La proposition, présentée par le juge Moraes, vise à répondre à ce qu'il décrit comme un schéma d'interférence législative avec les décisions judiciaires. Pour étayer son argument, le juge a cité des données spécifiques : sur 13 cas où des législateurs d'État ont été arrêtés pour des infractions sans rapport avec leur mandat, 12 de ces arrestations ont ensuite été annulées par leurs assemblées d'État respectives.
Une concentration notable de ces cas a été identifiée dans l'État de Rio de Janeiro, où huit des 12 révocations ont eu lieu.
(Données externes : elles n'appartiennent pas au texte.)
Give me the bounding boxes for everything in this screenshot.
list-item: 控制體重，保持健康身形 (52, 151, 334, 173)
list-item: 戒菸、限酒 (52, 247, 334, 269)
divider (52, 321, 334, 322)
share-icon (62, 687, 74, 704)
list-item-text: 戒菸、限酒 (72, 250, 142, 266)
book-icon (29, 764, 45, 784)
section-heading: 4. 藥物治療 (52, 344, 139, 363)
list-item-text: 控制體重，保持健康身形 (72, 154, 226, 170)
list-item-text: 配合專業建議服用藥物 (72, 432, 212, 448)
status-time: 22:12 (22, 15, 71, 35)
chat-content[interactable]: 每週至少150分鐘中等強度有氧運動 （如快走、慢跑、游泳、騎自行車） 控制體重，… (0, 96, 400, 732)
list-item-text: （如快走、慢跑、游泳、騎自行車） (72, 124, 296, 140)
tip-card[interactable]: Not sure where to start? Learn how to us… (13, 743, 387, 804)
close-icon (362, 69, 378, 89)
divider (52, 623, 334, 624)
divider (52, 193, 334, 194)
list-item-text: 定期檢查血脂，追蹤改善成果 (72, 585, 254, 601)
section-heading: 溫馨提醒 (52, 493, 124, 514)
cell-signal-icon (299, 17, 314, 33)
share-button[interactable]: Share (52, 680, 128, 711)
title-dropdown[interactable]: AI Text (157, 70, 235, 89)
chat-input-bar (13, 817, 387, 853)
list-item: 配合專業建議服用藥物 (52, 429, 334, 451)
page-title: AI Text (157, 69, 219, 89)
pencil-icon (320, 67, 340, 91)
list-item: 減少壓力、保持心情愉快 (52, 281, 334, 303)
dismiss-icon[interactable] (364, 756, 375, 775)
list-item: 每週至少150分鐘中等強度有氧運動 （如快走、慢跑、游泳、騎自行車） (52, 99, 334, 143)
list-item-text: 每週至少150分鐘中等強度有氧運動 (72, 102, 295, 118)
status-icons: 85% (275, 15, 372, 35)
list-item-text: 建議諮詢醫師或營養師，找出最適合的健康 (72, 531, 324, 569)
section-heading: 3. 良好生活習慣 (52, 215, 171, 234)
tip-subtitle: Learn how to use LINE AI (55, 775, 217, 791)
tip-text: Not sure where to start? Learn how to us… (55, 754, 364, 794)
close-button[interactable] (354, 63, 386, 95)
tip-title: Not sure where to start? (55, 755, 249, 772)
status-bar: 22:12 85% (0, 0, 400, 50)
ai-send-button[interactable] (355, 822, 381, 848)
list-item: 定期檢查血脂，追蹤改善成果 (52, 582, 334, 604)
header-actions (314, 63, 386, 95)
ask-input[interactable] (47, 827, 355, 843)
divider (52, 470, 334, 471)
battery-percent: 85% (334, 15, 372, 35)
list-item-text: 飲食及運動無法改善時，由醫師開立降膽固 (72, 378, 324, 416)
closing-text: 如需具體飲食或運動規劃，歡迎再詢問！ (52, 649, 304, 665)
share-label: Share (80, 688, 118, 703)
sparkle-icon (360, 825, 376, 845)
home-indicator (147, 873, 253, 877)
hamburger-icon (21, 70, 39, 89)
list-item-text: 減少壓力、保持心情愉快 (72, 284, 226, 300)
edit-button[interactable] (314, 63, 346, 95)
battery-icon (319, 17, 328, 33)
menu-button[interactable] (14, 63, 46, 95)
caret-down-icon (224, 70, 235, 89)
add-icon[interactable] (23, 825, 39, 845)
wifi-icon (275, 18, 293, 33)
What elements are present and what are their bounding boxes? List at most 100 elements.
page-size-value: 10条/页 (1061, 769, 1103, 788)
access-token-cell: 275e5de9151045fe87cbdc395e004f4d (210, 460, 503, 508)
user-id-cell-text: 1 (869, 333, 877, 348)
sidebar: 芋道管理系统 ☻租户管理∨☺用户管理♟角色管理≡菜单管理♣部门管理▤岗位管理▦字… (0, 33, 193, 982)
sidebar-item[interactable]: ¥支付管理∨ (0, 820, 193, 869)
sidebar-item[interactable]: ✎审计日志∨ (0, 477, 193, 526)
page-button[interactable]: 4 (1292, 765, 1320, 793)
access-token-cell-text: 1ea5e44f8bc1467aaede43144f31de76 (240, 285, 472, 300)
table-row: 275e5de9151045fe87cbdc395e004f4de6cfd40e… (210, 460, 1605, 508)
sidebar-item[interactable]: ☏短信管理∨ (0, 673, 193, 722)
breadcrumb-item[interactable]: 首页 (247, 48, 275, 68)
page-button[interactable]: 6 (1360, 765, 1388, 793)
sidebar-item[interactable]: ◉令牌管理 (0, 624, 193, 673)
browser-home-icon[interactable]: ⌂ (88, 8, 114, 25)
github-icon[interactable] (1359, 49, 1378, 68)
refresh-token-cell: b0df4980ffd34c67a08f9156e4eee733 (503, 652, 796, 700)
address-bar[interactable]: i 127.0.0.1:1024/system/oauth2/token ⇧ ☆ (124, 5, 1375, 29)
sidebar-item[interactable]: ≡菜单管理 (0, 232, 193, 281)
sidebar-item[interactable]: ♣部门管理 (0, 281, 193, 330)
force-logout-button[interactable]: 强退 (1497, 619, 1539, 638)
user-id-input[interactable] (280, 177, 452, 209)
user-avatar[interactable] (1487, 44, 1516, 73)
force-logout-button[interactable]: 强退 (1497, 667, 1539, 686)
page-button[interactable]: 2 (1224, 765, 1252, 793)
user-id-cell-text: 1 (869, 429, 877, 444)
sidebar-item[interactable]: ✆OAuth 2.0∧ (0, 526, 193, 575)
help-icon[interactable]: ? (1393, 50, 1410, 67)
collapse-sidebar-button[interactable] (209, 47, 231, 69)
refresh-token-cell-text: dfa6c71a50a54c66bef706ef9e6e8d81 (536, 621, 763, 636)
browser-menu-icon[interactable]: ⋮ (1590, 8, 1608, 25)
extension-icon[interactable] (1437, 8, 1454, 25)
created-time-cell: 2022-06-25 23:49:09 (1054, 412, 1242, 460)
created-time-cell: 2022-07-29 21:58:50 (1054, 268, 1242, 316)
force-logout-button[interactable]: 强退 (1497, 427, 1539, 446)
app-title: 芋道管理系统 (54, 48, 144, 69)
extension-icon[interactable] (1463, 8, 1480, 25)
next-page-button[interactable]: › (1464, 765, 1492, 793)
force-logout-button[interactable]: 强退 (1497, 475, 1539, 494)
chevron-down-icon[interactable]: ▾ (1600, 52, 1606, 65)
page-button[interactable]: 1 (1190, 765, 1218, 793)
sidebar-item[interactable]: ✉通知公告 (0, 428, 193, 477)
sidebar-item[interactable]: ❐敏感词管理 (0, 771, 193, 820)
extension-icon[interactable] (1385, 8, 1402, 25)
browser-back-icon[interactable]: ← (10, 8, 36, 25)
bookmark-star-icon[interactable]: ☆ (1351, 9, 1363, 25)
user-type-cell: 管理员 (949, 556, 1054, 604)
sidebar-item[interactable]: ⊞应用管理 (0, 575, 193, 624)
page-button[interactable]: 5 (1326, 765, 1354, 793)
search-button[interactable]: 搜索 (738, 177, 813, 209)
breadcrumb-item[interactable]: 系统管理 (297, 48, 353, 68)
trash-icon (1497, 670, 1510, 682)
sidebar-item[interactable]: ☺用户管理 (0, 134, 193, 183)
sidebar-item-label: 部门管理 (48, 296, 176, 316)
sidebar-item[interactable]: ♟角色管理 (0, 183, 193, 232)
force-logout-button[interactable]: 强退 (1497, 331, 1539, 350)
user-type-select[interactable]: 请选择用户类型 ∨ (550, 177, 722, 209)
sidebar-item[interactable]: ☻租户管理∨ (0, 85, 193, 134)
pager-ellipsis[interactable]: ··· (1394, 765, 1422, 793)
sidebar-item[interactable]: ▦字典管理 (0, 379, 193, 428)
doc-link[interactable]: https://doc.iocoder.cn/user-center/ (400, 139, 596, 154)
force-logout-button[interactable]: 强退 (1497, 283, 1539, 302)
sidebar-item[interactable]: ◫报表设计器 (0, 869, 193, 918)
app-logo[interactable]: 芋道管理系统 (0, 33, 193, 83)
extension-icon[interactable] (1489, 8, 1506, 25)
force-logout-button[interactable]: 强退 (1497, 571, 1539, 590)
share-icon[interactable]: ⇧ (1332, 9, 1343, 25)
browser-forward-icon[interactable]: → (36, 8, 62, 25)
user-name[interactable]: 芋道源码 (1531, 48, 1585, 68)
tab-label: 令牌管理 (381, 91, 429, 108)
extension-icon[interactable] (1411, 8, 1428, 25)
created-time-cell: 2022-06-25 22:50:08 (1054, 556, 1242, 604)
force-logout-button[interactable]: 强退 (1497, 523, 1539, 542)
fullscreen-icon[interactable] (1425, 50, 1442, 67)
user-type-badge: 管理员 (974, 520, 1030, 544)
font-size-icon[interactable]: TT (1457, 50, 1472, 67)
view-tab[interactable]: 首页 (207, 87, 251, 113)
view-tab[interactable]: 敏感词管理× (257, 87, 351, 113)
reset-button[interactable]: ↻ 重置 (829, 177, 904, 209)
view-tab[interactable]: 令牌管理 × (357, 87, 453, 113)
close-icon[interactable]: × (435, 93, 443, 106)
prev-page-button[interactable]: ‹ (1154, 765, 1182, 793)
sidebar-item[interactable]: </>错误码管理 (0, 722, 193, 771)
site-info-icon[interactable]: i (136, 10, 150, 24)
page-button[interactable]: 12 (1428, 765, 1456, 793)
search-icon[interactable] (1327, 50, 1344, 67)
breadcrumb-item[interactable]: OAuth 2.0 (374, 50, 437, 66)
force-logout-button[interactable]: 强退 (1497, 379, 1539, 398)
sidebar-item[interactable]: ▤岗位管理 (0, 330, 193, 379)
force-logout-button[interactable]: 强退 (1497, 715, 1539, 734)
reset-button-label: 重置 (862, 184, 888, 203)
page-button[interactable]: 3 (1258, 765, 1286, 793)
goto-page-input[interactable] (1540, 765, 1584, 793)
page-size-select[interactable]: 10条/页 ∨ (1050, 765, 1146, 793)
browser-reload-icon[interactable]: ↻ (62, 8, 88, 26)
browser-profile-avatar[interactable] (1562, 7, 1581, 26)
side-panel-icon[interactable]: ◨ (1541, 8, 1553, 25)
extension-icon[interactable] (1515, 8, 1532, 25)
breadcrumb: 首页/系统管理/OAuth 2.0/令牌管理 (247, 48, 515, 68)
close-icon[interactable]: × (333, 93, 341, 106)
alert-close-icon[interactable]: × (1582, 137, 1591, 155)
Cette statistique souligne l'accent régional de la question que la mesure proposée cherche à corriger.
Le cœur de la défense du juge Moraes repose sur le principe selon lequel l'autorité judiciaire d'ordonner des arrestations, lorsqu'elle suit une procédure légale régulière, ne devrait pas être soumise à un renversement politique par la branche législative, en particulier lorsque les crimes présumés ne sont pas liés aux fonctions officielles ou aux discours du législateur.
Si elle est adoptée, une telle mesure représenterait une délimitation claire des pouvoirs, renforçant le rôle de la judiciaire en matière pénale et limitant la portée de l'immunité législative dans les cas d'allégations criminelles graves. La proposition devrait susciter un débat au sein des cercles juridiques et politiques du Brésil concernant l'équilibre entre le privilège législatif et l'état de droit.